Diego Alverà racconta. Le corde oscure di John Coltrane.

Mi piace pensare che la musica, ancor più delle parole, non conosca parentele. Quello messo a disposizione dallo spartito è uno spazio angusto e limitato e, pur consentendo molteplici speculazioni, mette spesso in severa difficoltà. Se poi si sceglie di rimanere all’interno di un preciso perimetro stilistico, ritmico o armonico, evitare di sovrapporre le proprie idee a quelle degli altri risulta esercizio difficile e complicato se non impossibile. Non è detto che tutto questo sia negativo, non è per niente detto che debba per forza guadagnare all’incauto esecutore epiteti ingenerosi. Perché la musica è anche questo, replica e ripetizione. E’ così da sempre, mica solo da quando si è concessa in sposa al consumo di massa, quantomeno sin da Bach, Mozart e Beethoven, dagli anni di Ravel e Satie, anche se oggi l’apparente semplicità del pop e delle derive post-moderniste rende il tutto più evidente.

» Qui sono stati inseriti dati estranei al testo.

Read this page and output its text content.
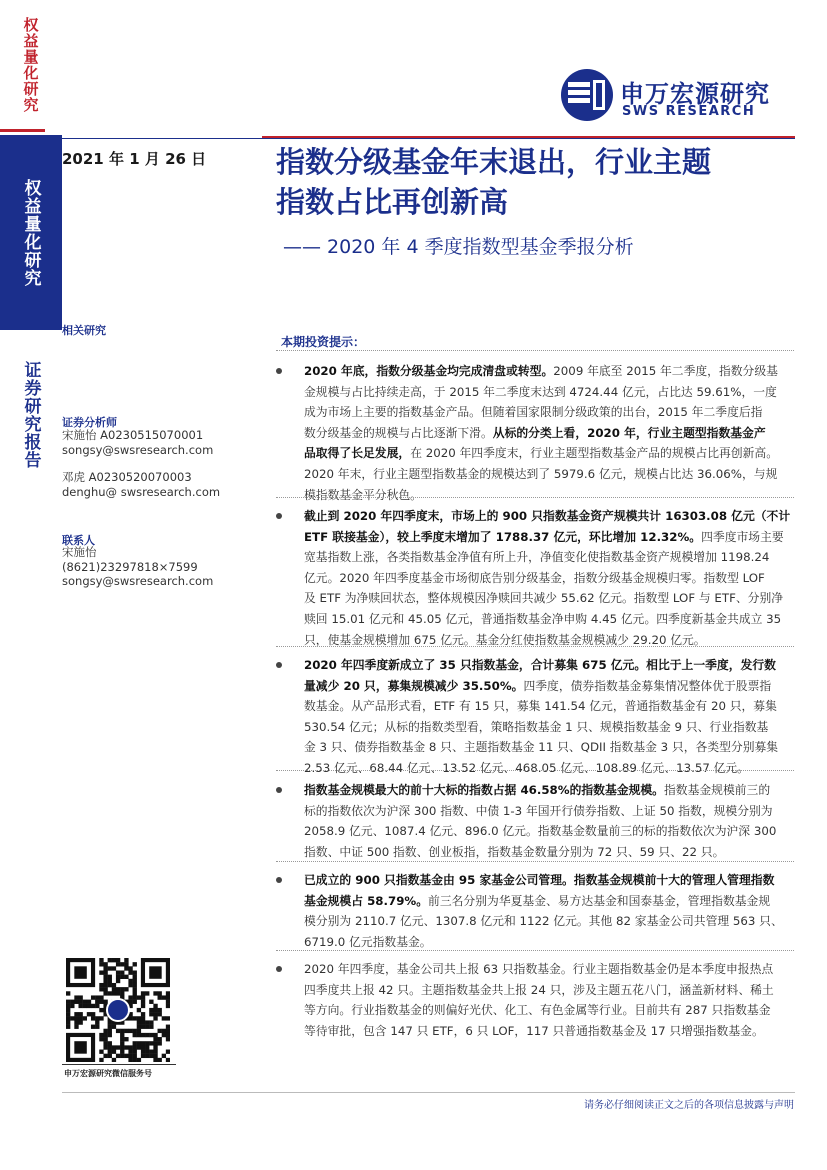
权益量化研究
权益量化研究
证券研究报告
申万宏源研究
SWS RESEARCH
2021 年 1 月 26 日 指数分级基金年末退出，行业主题
指数占比再创新高
—— 2020 年 4 季度指数型基金季报分析
相关研究
证券分析师
宋施怡 A0230515070001
songsy@swsresearch.com
邓虎 A0230520070003
denghu@ swsresearch.com
联系人
宋施怡
(8621)23297818×7599
songsy@swsresearch.com
申万宏源研究微信服务号
本期投资提示：
2020 年底，指数分级基金均完成清盘或转型。2009 年底至 2015 年二季度，指数分级基
金规模与占比持续走高，于 2015 年二季度末达到 4724.44 亿元，占比达 59.61%，一度
成为市场上主要的指数基金产品。但随着国家限制分级政策的出台，2015 年二季度后指
数分级基金的规模与占比逐渐下滑。从标的分类上看，2020 年，行业主题型指数基金产
品取得了长足发展，在 2020 年四季度末，行业主题型指数基金产品的规模占比再创新高。
2020 年末，行业主题型指数基金的规模达到了 5979.6 亿元，规模占比达 36.06%，与规
模指数基金平分秋色。
截止到 2020 年四季度末，市场上的 900 只指数基金资产规模共计 16303.08 亿元（不计
ETF 联接基金），较上季度末增加了 1788.37 亿元，环比增加 12.32%。四季度市场主要
宽基指数上涨，各类指数基金净值有所上升，净值变化使指数基金资产规模增加 1198.24
亿元。2020 年四季度基金市场彻底告别分级基金，指数分级基金规模归零。指数型 LOF
及 ETF 为净赎回状态，整体规模因净赎回共减少 55.62 亿元。指数型 LOF 与 ETF、分别净
赎回 15.01 亿元和 45.05 亿元，普通指数基金净申购 4.45 亿元。四季度新基金共成立 35
只，使基金规模增加 675 亿元。基金分红使指数基金规模减少 29.20 亿元。
2020 年四季度新成立了 35 只指数基金，合计募集 675 亿元。相比于上一季度，发行数
量减少 20 只，募集规模减少 35.50%。四季度，债券指数基金募集情况整体优于股票指
数基金。从产品形式看，ETF 有 15 只，募集 141.54 亿元，普通指数基金有 20 只，募集
530.54 亿元；从标的指数类型看，策略指数基金 1 只、规模指数基金 9 只、行业指数基
金 3 只、债券指数基金 8 只、主题指数基金 11 只、QDII 指数基金 3 只，各类型分别募集
2.53 亿元、68.44 亿元、13.52 亿元、468.05 亿元、108.89 亿元、13.57 亿元。
指数基金规模最大的前十大标的指数占据 46.58%的指数基金规模。指数基金规模前三的
标的指数依次为沪深 300 指数、中债 1-3 年国开行债券指数、上证 50 指数，规模分别为
2058.9 亿元、1087.4 亿元、896.0 亿元。指数基金数量前三的标的指数依次为沪深 300
指数、中证 500 指数、创业板指，指数基金数量分别为 72 只、59 只、22 只。
已成立的 900 只指数基金由 95 家基金公司管理。指数基金规模前十大的管理人管理指数
基金规模占 58.79%。前三名分别为华夏基金、易方达基金和国泰基金，管理指数基金规
模分别为 2110.7 亿元、1307.8 亿元和 1122 亿元。其他 82 家基金公司共管理 563 只、
6719.0 亿元指数基金。
2020 年四季度，基金公司共上报 63 只指数基金。行业主题指数基金仍是本季度申报热点
四季度共上报 42 只。主题指数基金共上报 24 只，涉及主题五花八门，涵盖新材料、稀土
等方向。行业指数基金的则偏好光伏、化工、有色金属等行业。目前共有 287 只指数基金
等待审批，包含 147 只 ETF，6 只 LOF，117 只普通指数基金及 17 只增强指数基金。
请务必仔细阅读正文之后的各项信息披露与声明
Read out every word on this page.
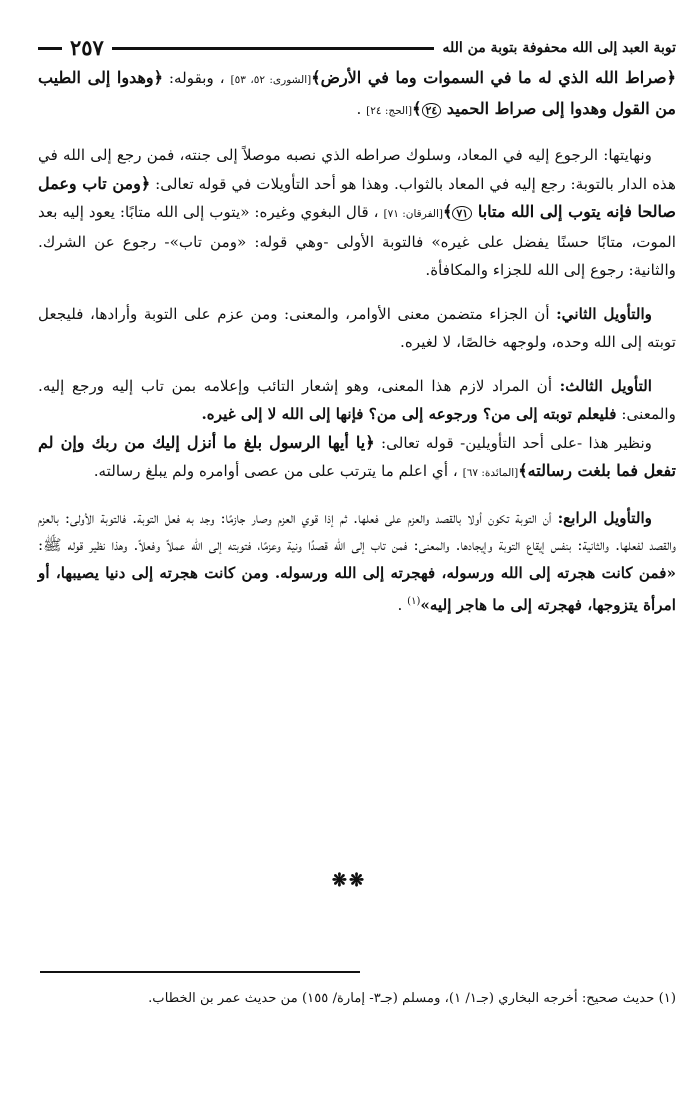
٢٥٧	توبة العبد إلى الله محفوفة بتوبة من الله

﴿صراط الله الذي له ما في السموات وما في الأرض﴾[الشورى: ٥٢، ٥٣] ، وبقوله: ﴿وهدوا إلى الطيب من القول وهدوا إلى صراط الحميد ٢٤﴾[الحج: ٢٤] .

ونهايتها: الرجوع إليه في المعاد، وسلوك صراطه الذي نصبه موصلاً إلى جنته، فمن رجع إلى الله في هذه الدار بالتوبة: رجع إليه في المعاد بالثواب. وهذا هو أحد التأويلات في قوله تعالى: ﴿ومن تاب وعمل صالحا فإنه يتوب إلى الله متابا ٧١﴾[الفرقان: ٧١] ، قال البغوي وغيره: «يتوب إلى الله متابًا: يعود إليه بعد الموت، متابًا حسنًا يفضل على غيره» فالتوبة الأولى -وهي قوله: «ومن تاب»- رجوع عن الشرك. والثانية: رجوع إلى الله للجزاء والمكافأة.

والتأويل الثاني: أن الجزاء متضمن معنى الأوامر، والمعنى: ومن عزم على التوبة وأرادها، فليجعل توبته إلى الله وحده، ولوجهه خالصًا، لا لغيره.

التأويل الثالث: أن المراد لازم هذا المعنى، وهو إشعار التائب وإعلامه بمن تاب إليه ورجع إليه. والمعنى: فليعلم توبته إلى من؟ ورجوعه إلى من؟ فإنها إلى الله لا إلى غيره.

ونظير هذا -على أحد التأويلين- قوله تعالى: ﴿يا أيها الرسول بلغ ما أنزل إليك من ربك وإن لم تفعل فما بلغت رسالته﴾[المائدة: ٦٧] ، أي اعلم ما يترتب على من عصى أوامره ولم يبلغ رسالته.

والتأويل الرابع: أن التوبة تكون أولا بالقصد والعزم على فعلها. ثم إذا قوي العزم وصار جازمًا: وجد به فعل التوبة. فالتوبة الأولى: بالعزم والقصد لفعلها. والثانية: بنفس إيقاع التوبة وإيجادها. والمعنى: فمن تاب إلى الله قصدًا ونية وعزمًا، فتوبته إلى الله عملاً وفعلاً. وهذا نظير قوله ﷺ: «فمن كانت هجرته إلى الله ورسوله، فهجرته إلى الله ورسوله. ومن كانت هجرته إلى دنيا يصيبها، أو امرأة يتزوجها، فهجرته إلى ما هاجر إليه»$^{(١)}$ .

❋❋
(١) حديث صحيح: أخرجه البخاري (جـ١/ ١)، ومسلم (جـ٣- إمارة/ ١٥٥) من حديث عمر بن الخطاب.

Una significativa eccezione

La ripresa, la citazione e il riferimento sono da sempre cardini del processo creativo: sono codici che aiutano a colorare il contesto, a placare vezzi, a risvegliare sciarade oltre che, ovviamente, a dichiarare appartenenze. Tutte le altre cose, le stucchevoli e bizantine disquisizioni su cosa sia originale, su come cada il refrain o quale sia il numero delle note che integri il reato di plagio, le lasciamo volentieri alle memorie difensive dei legali degli artisti, perché non di questo ci si vuole occupare, certamente non delle solite furbizie, delle ripetizioni pedisseque o di banali repliche, perché poi, comunque, la creatività non deve conoscere mai limiti o canoni, sia che si voglia inseguire le fughe di Chopin o che ci si perda nei beatz acidi di DJ Shadow. Comunque sia, questo continuo e ipnotico fluire del “già sentito” incontra, talvolta, significative eccezioni, strani scherzi del talento in cui il vortice espressivo battezza percorsi del tutto inediti e originali, che  rimangono peraltro tali per molto tempo perché troppo complessi per essere ridotti in vocaboli semplici e funzionali al maneggio, alla promozione e alla diffusione dell’opera.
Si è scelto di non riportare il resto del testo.